Agricultural and energy products easily sourced from elsewhere account for much of the Chinese imports from the U.S. But big Chinese exports like computers, mobile phones and other electronics have supply chains that take more time to rearrange. While Chinese exports to the U.S. fell 8% to $199.4 billion, American exports to China plunged 30% to $58.9 billion.
For June alone, Chinese exports to the U.S. fell 8% on the year to $39.2 billion as American exports to China dropped 31% to $9.3 billion.
"External conditions are complex and difficult, and many challenges stand in the way of stable trade," Chinese customs spokesman Li Kuiwen told reporters Friday.

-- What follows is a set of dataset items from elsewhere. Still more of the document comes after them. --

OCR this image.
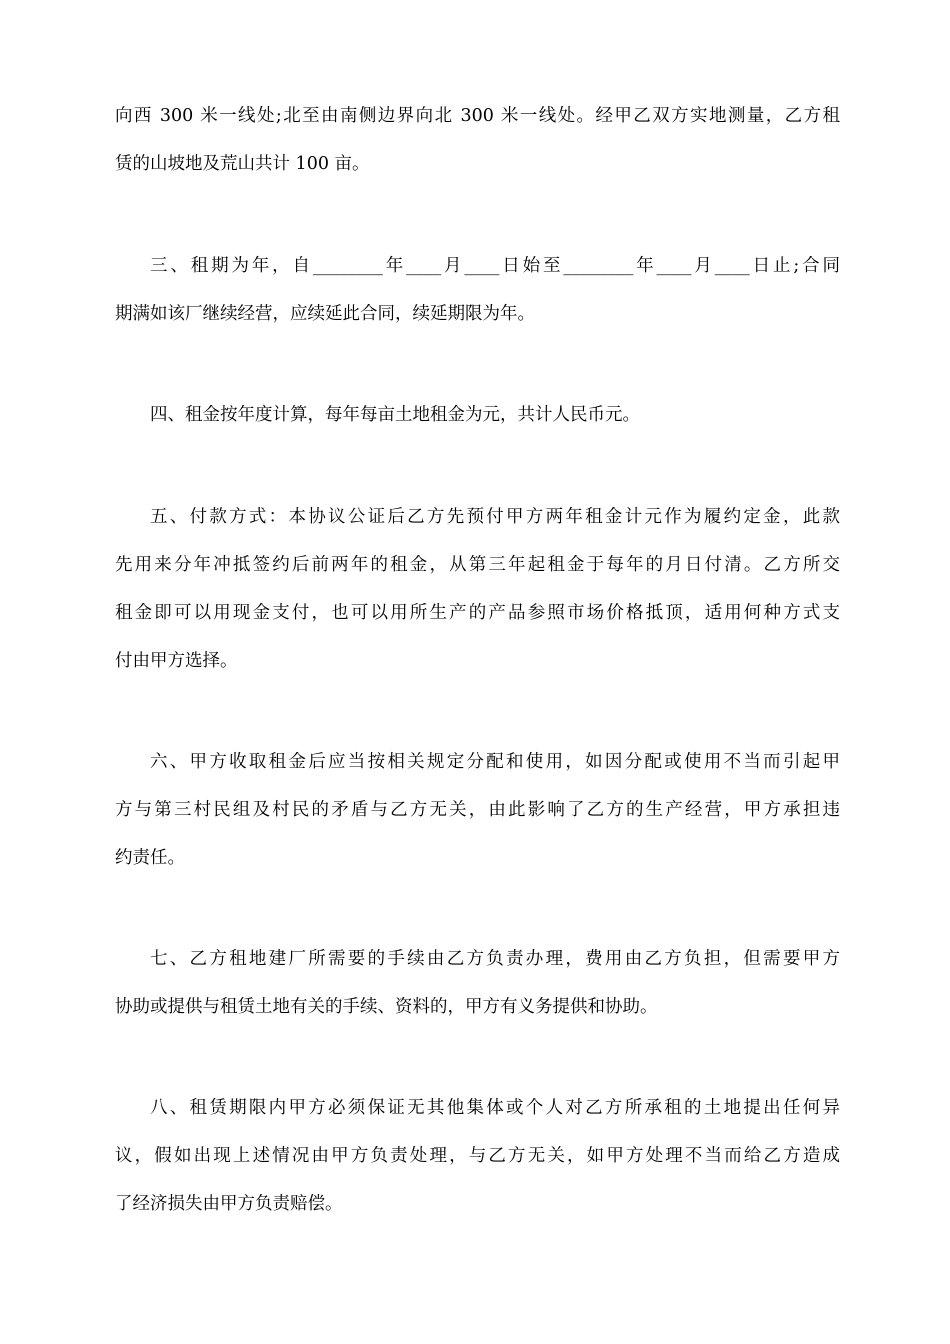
向西 300 米一线处;北至由南侧边界向北 300 米一线处。经甲乙双方实地测量，乙方租
赁的山坡地及荒山共计 100 亩。

三、租期为年，自________年____月____日始至________年____月____日止;合同
期满如该厂继续经营，应续延此合同，续延期限为年。

四、租金按年度计算，每年每亩土地租金为元，共计人民币元。

五、付款方式：本协议公证后乙方先预付甲方两年租金计元作为履约定金，此款
先用来分年冲抵签约后前两年的租金，从第三年起租金于每年的月日付清。乙方所交
租金即可以用现金支付，也可以用所生产的产品参照市场价格抵顶，适用何种方式支
付由甲方选择。

六、甲方收取租金后应当按相关规定分配和使用，如因分配或使用不当而引起甲
方与第三村民组及村民的矛盾与乙方无关，由此影响了乙方的生产经营，甲方承担违
约责任。

七、乙方租地建厂所需要的手续由乙方负责办理，费用由乙方负担，但需要甲方
协助或提供与租赁土地有关的手续、资料的，甲方有义务提供和协助。

八、租赁期限内甲方必须保证无其他集体或个人对乙方所承租的土地提出任何异
议，假如出现上述情况由甲方负责处理，与乙方无关，如甲方处理不当而给乙方造成
了经济损失由甲方负责赔偿。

China is looking to other major markets to fill the gap. Trade with the EU, which overtook the U.S. as its top trade partner in 2004, increased 5% on the year to $337.9 billion in the first half. Trade with the Association of Southeast Asian Nations grew 4% to $291.8 billion, topping the American tally. Should current tensions continue, the bloc could rank above the U.S. for the full year for the first time on record.
ASEAN member Vietnam enjoyed a 14% jump in exports from China. Chinese businesses are moving more parts and materials to newly set up production bases there. At least some of this is aimed at skirting American tariffs on products made in China.
An item-by-item breakdown highlights how the trade war is reshaping the flow of goods. For example, the U.S. imposed a 10% tariff on Chinese furniture last September, raising it to 25% this May. Chinese furniture exports to the U.S. fell 11% on the year to $3.7 billion for the January-May period, while those to ASEAN nations increased 30% to $1 billion.
"American clients are demanding lower prices to ease the pain of the tariffs," an export manager at a manufacturer in Hebei Province said. "A lot of companies are starting to refuse orders from the U.S."
U.S.-bound exports of semiconductors, on which Washington slapped a 25% tariff last year, also dropped 29% for January to May. Those to ASEAN jumped 37%.
Though not subject to U.S. tariffs, $1 billion of Chinese toys were exported to ASEAN in the five-month period, a 52% surge on the year.
Beijing and Washington resumed working-level trade negotiations for the first time in two months Tuesday, but only by phone. No face-to-face talks have been held, despite speculation that they could this week.
U.S. President Donald Trump has expressed frustration over the lack of progress. "China is letting us down in that they have not been buying the agricultural products from our great Farmers that they said they would," he tweeted Thursday. Bilateral trade is expected to shrink even further as negotiations drag on.